Scheduling Two Agents on a Single Machine: A Parameterized Analysis of NP-hard Problems

TL;DR

This paper investigates the parameterized complexity of single-machine scheduling problems involving two agents, focusing on how the problem's difficulty changes with the number of jobs of the second agent, and identifies which variants are tractable or intractable.

Contribution

It bridges scheduling theory and parameterized complexity by analyzing the complexity of two-agent scheduling problems with respect to the size of one agent's job set.

Findings

Identifies tractable and intractable variants based on scheduling criteria and parameter k.

Provides a complexity classification for various two-agent scheduling problems.

Highlights the boundary between feasible and infeasible problem variants.

Abstract

Scheduling theory is an old and well-established area in combinatorial optimization, whereas the much younger area of parameterized complexity has only recently gained the attention of the community.
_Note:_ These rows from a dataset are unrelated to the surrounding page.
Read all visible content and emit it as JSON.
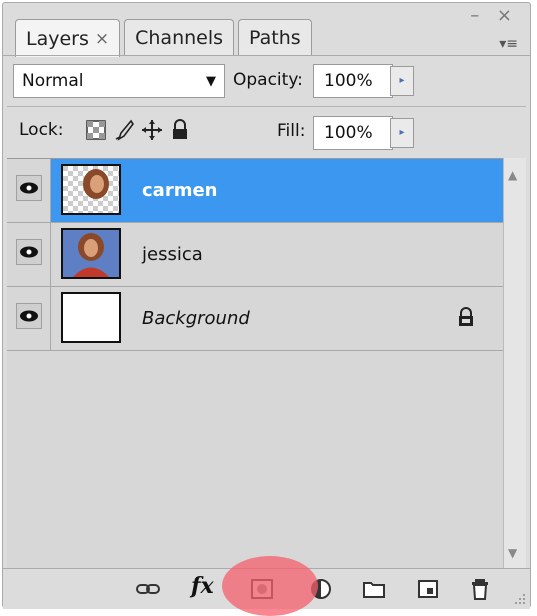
{
  "tabs": [
    {
      "label": "Layers",
      "close": "×"
    },
    {
      "label": "Channels"
    },
    {
      "label": "Paths"
    }
  ],
  "window_controls": "– ×",
  "panel_menu_glyph": "▾≡",
  "blend": {
    "mode": "Normal",
    "arrow": "▼"
  },
  "opacity": {
    "label": "Opacity:",
    "value": "100%",
    "arrow": "▸"
  },
  "lock": {
    "label": "Lock:"
  },
  "fill": {
    "label": "Fill:",
    "value": "100%",
    "arrow": "▸"
  },
  "layers": [
    {
      "name": "carmen",
      "selected": true
    },
    {
      "name": "jessica",
      "selected": false
    },
    {
      "name": "Background",
      "selected": false,
      "locked": true
    }
  ],
  "scroll": {
    "up": "▲",
    "down": "▼"
  },
  "bottom_icons": [
    "link-layers-icon",
    "fx-icon",
    "add-mask-icon",
    "adjustment-layer-icon",
    "new-group-icon",
    "new-layer-icon",
    "delete-layer-icon"
  ],
  "fx_text": "fx",
  "colors": {
    "selection": "#3c97f0",
    "highlight": "#f4606e",
    "panel": "#dcdcdc"
  }
}
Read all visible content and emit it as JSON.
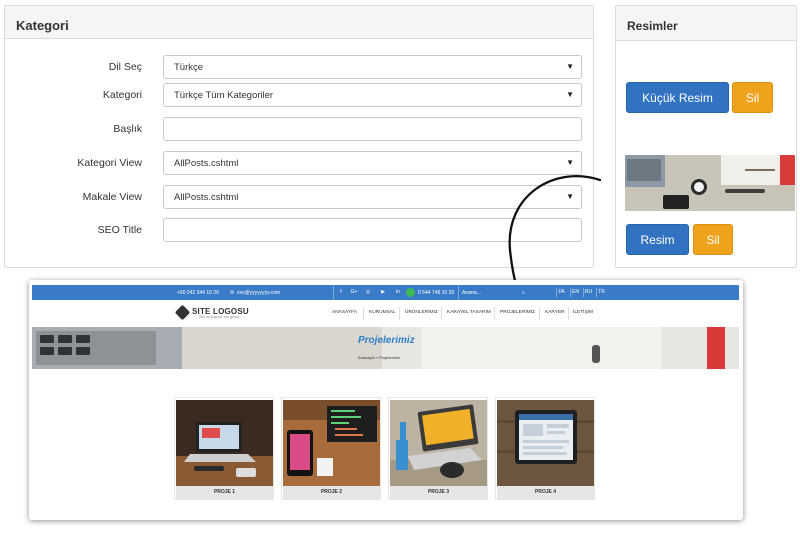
{
  "kategori": {
    "title": "Kategori",
    "fields": [
      {
        "label": "Dil Seç",
        "value": "Türkçe",
        "type": "select"
      },
      {
        "label": "Kategori",
        "value": "Türkçe Tüm Kategoriler",
        "type": "select"
      },
      {
        "label": "Başlık",
        "value": "",
        "type": "text"
      },
      {
        "label": "Kategori View",
        "value": "AllPosts.cshtml",
        "type": "select"
      },
      {
        "label": "Makale View",
        "value": "AllPosts.cshtml",
        "type": "select"
      },
      {
        "label": "SEO Title",
        "value": "",
        "type": "text"
      }
    ],
    "caret": "▼"
  },
  "resimler": {
    "title": "Resimler",
    "small_image_button": "Küçük Resim",
    "delete_button_1": "Sil",
    "image_button": "Resim",
    "delete_button_2": "Sil"
  },
  "colors": {
    "primary_blue": "#3173c0",
    "warning_orange": "#efa21c",
    "site_topbar": "#3a7bc8",
    "site_title_blue": "#2f7fc7"
  },
  "preview_site": {
    "topbar": {
      "phone": "+90 242 344 10 20",
      "email": "xxx@yyyyyyyy.com",
      "social_icons": [
        "f",
        "G+",
        "◎",
        "▶",
        "in"
      ],
      "whatsapp_phone": "0 544 748 10 20",
      "search_placeholder": "Arama...",
      "languages": [
        "FA",
        "EN",
        "RU",
        "TR"
      ]
    },
    "logo_title": "SITE LOGOSU",
    "logo_subtitle": "Site url.png.xyz xxx group",
    "nav": [
      "ANASAYFA",
      "KURUMSAL",
      "ÜRÜNLERİMİZ",
      "KARAYEL TASARIM",
      "PROJELERİMİZ",
      "KARYER",
      "İLETİŞİM"
    ],
    "banner_title": "Projelerimiz",
    "breadcrumb": "Anasayfa  »  Projelerimiz",
    "projects": [
      {
        "label": "PROJE 1"
      },
      {
        "label": "PROJE 2"
      },
      {
        "label": "PROJE 3"
      },
      {
        "label": "PROJE 4"
      }
    ]
  }
}
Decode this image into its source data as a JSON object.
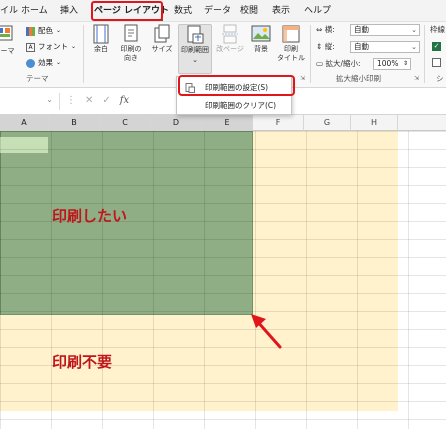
{
  "tabs": {
    "items": [
      "イル",
      "ホーム",
      "挿入",
      "ページ レイアウト",
      "数式",
      "データ",
      "校閲",
      "表示",
      "ヘルプ"
    ],
    "active": "ページ レイアウト"
  },
  "ribbon": {
    "theme_group": {
      "themes_label": "テーマ",
      "colors_label": "配色",
      "fonts_label": "フォント",
      "effects_label": "効果",
      "group_label": "テーマ"
    },
    "page_setup": {
      "margins_label": "余白",
      "orientation_label": "印刷の\n向き",
      "size_label": "サイズ",
      "print_area_label": "印刷範囲",
      "breaks_label": "改ページ",
      "background_label": "背景",
      "print_titles_label": "印刷\nタイトル"
    },
    "scale_group": {
      "width_label": "横:",
      "width_value": "自動",
      "height_label": "縦:",
      "height_value": "自動",
      "scale_label": "拡大/縮小:",
      "scale_value": "100%",
      "group_label": "拡大縮小印刷"
    },
    "sheet_options": {
      "gridlines_label": "枠線",
      "check": "✓"
    }
  },
  "menu": {
    "set_print_area": "印刷範囲の設定(S)",
    "clear_print_area": "印刷範囲のクリア(C)"
  },
  "formula_bar": {
    "fx": "fx"
  },
  "columns": [
    "A",
    "B",
    "C",
    "D",
    "E",
    "F",
    "G",
    "H"
  ],
  "sheet": {
    "print_text": "印刷したい",
    "no_print_text": "印刷不要"
  },
  "colors": {
    "highlight_red": "#e0161b",
    "print_area_green": "#8fae85",
    "outside_cream": "#fff2cc",
    "annotation_text": "#c0161b"
  }
}
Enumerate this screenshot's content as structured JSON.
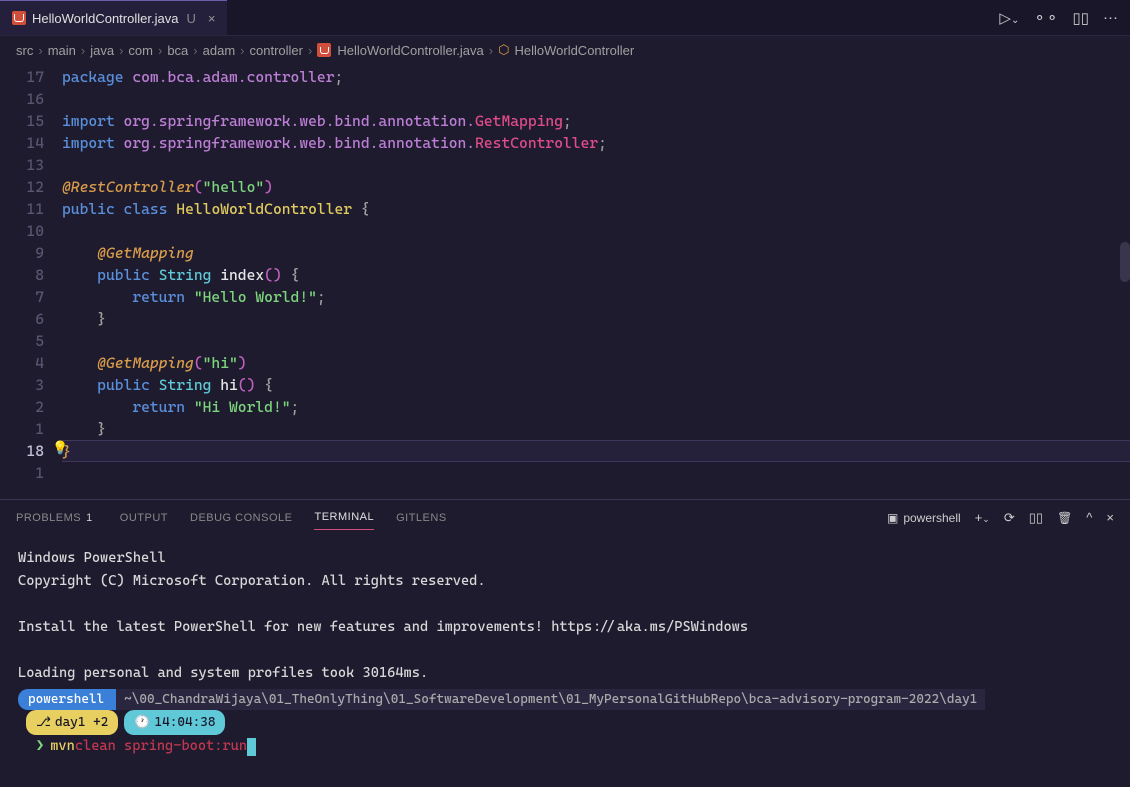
{
  "tab": {
    "filename": "HelloWorldController.java",
    "modified_flag": "U",
    "close_glyph": "×"
  },
  "tab_actions": {
    "run": "▷",
    "run_drop": "⌄",
    "branch": "⚬⚬",
    "split": "▯▯",
    "more": "···"
  },
  "breadcrumb": {
    "items": [
      "src",
      "main",
      "java",
      "com",
      "bca",
      "adam",
      "controller"
    ],
    "file": "HelloWorldController.java",
    "symbol": "HelloWorldController",
    "sep": "›"
  },
  "gutter": [
    "17",
    "16",
    "15",
    "14",
    "13",
    "12",
    "11",
    "10",
    "9",
    "8",
    "7",
    "6",
    "5",
    "4",
    "3",
    "2",
    "1",
    "18",
    "1"
  ],
  "active_line_index": 17,
  "code": {
    "package_kw": "package",
    "package_path": "com.bca.adam.controller",
    "import_kw": "import",
    "import1_ns": "org.springframework.web.bind.annotation.",
    "import1_sym": "GetMapping",
    "import2_ns": "org.springframework.web.bind.annotation.",
    "import2_sym": "RestController",
    "annot_restcontroller": "@RestController",
    "restcontroller_arg": "\"hello\"",
    "public_kw": "public",
    "class_kw": "class",
    "class_name": "HelloWorldController",
    "annot_getmapping": "@GetMapping",
    "string_type": "String",
    "method_index": "index",
    "return_kw": "return",
    "str_hello": "\"Hello World!\"",
    "getmapping_arg": "\"hi\"",
    "method_hi": "hi",
    "str_hi": "\"Hi World!\"",
    "brace_open": "{",
    "brace_close": "}",
    "semi": ";",
    "at": "@",
    "paren_open": "(",
    "paren_close": ")"
  },
  "panel_tabs": {
    "problems": "PROBLEMS",
    "problems_count": "1",
    "output": "OUTPUT",
    "debug": "DEBUG CONSOLE",
    "terminal": "TERMINAL",
    "gitlens": "GITLENS"
  },
  "panel_right": {
    "shell_label": "powershell",
    "plus": "+",
    "caret": "⌄",
    "refresh": "⟳",
    "split": "▯▯",
    "trash": "🗑",
    "up": "^",
    "close": "×"
  },
  "terminal": {
    "l1": "Windows PowerShell",
    "l2": "Copyright (C) Microsoft Corporation. All rights reserved.",
    "l3": "Install the latest PowerShell for new features and improvements! https://aka.ms/PSWindows",
    "l4": "Loading personal and system profiles took 30164ms.",
    "seg_shell": "powershell",
    "seg_path": " ~\\00_ChandraWijaya\\01_TheOnlyThing\\01_SoftwareDevelopment\\01_MyPersonalGitHubRepo\\bca-advisory-program-2022\\day1",
    "branch_label": "day1 +2",
    "time_label": "14:04:38",
    "cmd_prefix": "mvn",
    "cmd_rest": " clean spring-boot:run"
  }
}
Our aim is to bring these two areas closer together by studying the parameterized complexity of a class of single-machine two-agent scheduling problems. Our analysis focuses on the case where the number of jobs belonging to the second agent is considerably smaller than the number of jobs belonging to the first agent, and thus can be considered as a fixed parameter k. We study a variety of combinations of scheduling criteria for the two agents, and for each such combination we pinpoint its parameterized complexity with respect to the parameter k. The scheduling criteria that we analyze include the total weighted completion time, the total weighted number of tardy jobs, and the total weighted number of just-in-time jobs. Our analysis draws a borderline between tractable and intractable variants of these problems.